Issue with network agents

Hello all. We’ve run into an issue where a container was pushed that accidentally exposed host ports that another container already had exposed. After doing this, other stacks deployed after were failing to connect to one another (just looping in ‘networking…’ forever and failing to resolved linked host names). We tried restarting the networking agent on the hosts, but one of them is stuck trying to stop (just says ‘stopping’ forever). Deleting stacks also appears to be locked up, as the containers just spin forever on the hosts infinitely looping between stopping and networking. Any ideas how to recover from this?

To add a little more information… we’re seeing a lot of this in the logs:

We’re currently on: v0.31.0 with agents .

I restarted docker on the one host where networking was spinning and removed all stopped containers then put the agent back on the box. The UI still shows all the old containers on that host.
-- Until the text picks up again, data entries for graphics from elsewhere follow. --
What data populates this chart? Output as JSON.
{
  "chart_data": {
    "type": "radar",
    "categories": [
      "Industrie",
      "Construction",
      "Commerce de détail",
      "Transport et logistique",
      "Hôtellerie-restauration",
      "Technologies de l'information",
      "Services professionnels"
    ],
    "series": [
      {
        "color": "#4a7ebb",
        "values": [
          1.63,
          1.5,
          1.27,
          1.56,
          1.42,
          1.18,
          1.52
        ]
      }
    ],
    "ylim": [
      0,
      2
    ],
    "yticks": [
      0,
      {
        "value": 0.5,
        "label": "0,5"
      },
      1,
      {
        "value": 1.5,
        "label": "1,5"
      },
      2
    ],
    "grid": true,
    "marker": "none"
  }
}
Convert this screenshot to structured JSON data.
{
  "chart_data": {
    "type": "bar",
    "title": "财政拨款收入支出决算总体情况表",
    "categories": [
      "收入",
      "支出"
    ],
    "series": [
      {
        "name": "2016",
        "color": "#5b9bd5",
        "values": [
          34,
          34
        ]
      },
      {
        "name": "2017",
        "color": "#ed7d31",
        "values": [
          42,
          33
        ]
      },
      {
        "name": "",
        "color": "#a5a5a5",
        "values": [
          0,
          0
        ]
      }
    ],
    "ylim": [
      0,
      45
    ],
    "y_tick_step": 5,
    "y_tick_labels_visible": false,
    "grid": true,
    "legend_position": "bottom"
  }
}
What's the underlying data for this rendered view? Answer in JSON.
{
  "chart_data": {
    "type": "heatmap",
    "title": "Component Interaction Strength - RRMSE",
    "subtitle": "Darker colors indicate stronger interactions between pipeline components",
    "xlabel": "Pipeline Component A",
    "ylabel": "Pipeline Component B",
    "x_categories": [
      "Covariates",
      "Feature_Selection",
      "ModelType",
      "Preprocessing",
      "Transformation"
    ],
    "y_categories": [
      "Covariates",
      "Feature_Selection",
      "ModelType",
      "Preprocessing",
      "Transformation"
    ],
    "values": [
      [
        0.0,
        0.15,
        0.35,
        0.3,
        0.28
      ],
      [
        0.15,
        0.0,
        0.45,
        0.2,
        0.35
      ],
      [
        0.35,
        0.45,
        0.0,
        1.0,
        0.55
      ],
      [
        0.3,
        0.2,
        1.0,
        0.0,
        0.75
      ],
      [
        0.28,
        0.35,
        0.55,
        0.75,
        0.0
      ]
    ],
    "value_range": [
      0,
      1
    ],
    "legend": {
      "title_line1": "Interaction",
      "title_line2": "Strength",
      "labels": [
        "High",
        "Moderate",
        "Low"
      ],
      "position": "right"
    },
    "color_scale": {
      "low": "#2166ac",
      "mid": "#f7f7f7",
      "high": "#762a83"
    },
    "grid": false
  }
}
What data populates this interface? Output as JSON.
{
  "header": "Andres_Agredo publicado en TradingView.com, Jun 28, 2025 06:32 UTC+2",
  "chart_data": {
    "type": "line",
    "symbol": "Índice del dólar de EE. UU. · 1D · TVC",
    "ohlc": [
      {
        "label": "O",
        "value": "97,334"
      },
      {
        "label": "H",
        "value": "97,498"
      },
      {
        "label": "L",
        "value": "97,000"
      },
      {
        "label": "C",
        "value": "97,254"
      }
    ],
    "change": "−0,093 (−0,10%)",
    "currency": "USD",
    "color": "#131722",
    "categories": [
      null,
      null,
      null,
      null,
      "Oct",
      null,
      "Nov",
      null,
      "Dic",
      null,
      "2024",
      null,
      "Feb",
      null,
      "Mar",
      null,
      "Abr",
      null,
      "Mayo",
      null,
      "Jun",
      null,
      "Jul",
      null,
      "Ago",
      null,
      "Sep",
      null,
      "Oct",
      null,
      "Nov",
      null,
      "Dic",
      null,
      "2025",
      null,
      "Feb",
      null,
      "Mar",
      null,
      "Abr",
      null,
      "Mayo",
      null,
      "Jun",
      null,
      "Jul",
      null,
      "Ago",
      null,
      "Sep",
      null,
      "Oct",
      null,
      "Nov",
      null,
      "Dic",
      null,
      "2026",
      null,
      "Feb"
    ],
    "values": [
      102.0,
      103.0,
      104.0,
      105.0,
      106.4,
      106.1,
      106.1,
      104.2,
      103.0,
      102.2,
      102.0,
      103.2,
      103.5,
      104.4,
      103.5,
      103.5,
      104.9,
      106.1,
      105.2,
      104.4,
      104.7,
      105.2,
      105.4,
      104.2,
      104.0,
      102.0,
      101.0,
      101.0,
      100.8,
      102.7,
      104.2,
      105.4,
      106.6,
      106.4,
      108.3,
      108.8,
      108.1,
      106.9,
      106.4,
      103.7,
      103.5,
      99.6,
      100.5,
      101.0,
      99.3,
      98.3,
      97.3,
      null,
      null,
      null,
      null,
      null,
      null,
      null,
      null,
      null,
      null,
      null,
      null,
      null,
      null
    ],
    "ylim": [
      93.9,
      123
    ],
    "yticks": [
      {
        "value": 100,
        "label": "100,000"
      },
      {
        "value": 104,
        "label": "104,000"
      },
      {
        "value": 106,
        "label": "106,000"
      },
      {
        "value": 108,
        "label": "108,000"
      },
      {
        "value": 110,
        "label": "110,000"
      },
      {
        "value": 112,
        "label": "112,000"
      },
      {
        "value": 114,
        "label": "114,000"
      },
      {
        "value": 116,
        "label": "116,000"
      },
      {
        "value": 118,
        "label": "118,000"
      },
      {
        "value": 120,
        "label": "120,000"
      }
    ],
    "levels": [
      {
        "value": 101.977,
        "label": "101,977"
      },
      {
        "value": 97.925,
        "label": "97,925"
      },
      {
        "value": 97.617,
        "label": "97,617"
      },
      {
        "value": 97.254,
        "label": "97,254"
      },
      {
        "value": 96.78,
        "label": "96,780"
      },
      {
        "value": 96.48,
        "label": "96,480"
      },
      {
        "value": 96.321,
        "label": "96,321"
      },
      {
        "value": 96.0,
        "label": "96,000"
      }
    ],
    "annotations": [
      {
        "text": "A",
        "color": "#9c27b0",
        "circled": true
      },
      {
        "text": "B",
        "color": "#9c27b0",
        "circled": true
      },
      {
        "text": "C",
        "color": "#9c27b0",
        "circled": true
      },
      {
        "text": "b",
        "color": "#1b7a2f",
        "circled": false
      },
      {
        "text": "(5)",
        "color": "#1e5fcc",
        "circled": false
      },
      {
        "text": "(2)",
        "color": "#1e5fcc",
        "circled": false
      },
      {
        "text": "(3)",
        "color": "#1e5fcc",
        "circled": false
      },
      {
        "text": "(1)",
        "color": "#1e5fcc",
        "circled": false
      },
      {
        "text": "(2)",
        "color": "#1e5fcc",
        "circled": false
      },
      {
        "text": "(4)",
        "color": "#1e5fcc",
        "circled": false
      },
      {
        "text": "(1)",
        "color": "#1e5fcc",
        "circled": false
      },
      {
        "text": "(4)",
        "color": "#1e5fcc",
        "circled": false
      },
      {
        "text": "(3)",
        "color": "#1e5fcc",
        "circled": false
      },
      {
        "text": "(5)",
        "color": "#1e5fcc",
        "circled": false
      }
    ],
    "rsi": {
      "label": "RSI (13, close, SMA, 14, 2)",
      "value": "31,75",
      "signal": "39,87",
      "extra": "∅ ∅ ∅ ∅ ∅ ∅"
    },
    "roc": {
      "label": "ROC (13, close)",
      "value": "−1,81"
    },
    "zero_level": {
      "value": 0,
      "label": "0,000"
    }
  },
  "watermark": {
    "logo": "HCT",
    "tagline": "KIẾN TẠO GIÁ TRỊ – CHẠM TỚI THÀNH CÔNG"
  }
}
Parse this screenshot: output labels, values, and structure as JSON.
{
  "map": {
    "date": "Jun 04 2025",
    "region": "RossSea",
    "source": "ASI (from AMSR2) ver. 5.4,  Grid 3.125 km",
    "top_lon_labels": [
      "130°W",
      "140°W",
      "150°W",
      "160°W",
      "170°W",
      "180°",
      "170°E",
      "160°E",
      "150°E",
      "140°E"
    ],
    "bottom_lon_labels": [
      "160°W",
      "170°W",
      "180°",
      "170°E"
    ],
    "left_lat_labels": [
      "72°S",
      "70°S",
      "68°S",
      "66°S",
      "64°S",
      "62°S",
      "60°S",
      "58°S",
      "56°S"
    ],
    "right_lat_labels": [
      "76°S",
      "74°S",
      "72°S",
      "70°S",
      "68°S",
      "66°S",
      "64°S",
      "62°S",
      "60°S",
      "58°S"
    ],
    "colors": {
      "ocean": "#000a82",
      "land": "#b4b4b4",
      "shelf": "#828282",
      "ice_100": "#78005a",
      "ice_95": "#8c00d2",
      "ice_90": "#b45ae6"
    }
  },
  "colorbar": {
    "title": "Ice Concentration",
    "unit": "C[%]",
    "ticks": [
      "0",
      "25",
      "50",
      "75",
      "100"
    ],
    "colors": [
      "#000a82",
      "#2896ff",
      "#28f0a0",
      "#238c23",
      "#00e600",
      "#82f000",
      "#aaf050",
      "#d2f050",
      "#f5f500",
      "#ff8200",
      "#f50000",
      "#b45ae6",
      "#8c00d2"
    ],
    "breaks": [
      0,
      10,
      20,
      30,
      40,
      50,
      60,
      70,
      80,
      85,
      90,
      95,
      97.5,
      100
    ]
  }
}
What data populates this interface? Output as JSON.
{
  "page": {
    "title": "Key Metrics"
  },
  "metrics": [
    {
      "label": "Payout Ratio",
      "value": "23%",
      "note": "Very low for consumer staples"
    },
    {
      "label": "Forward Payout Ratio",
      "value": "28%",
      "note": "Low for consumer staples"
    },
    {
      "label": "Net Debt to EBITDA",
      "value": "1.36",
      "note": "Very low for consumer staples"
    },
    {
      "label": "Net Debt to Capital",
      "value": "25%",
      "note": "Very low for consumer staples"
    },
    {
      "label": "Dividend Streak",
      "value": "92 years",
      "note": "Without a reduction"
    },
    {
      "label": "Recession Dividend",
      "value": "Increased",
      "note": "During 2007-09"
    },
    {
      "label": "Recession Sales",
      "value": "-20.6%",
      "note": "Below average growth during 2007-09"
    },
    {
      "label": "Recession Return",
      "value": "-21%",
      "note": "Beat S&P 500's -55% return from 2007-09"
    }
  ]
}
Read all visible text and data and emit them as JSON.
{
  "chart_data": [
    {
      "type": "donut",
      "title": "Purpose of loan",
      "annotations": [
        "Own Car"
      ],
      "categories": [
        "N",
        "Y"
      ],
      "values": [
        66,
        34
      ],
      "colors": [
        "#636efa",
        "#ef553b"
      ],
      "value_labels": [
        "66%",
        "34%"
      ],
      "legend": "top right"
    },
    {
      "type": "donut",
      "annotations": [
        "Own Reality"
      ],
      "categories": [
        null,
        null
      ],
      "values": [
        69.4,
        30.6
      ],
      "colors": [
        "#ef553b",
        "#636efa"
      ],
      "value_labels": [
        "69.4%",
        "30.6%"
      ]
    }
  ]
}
Now seeing the following in the logs:

2015-08-19 00:07:37,332 ERROR [:] [orService-30615] [.p.c.v.i.ConfigItemStatusManagerImpl] Failed update [configscripts, services, agent-instance-scripts, monit, agent-instance-startup, node-services, ipsec, healthcheck, ipsec-hosts, hosts, iptables, healthcheck] on [agent:3], exit code [1] output [nsenter: failed to execute /var/lib/cattle/events/config.update: No such file or directory

We have a deployment going on that’s taking a while… one of the hosts keeps saying ‘reconnecting’ and the python agent is using a ton of CPU:

root 10895 46.6 0.7 71996 27380 ? R 14:36 0:01 python /var/lib/cattle/pyagent/main.py

85 -96% of CPU

new information is that docker itself appears to be hung on our agent. docker ps just hangs and there is nothing in the journalctl logs for docker int he last 2 minutes.

Would you be able to restart docker to see if that helps? When docker hangs, we won’t be able to stop/start containers.

Can you provide the rancher agent logs as well?

restarting docker fixed the problem (restarted docker, then started a new agent).

This doesn’t seem like a real option for production though as it means taking down a whole host.

Our current working theory was that a docker-compose with a “build” caused the agent to consume tons of resources and brought the agent down… but we don’t have evidence.

Those agent logs are gone now unfortunately I think?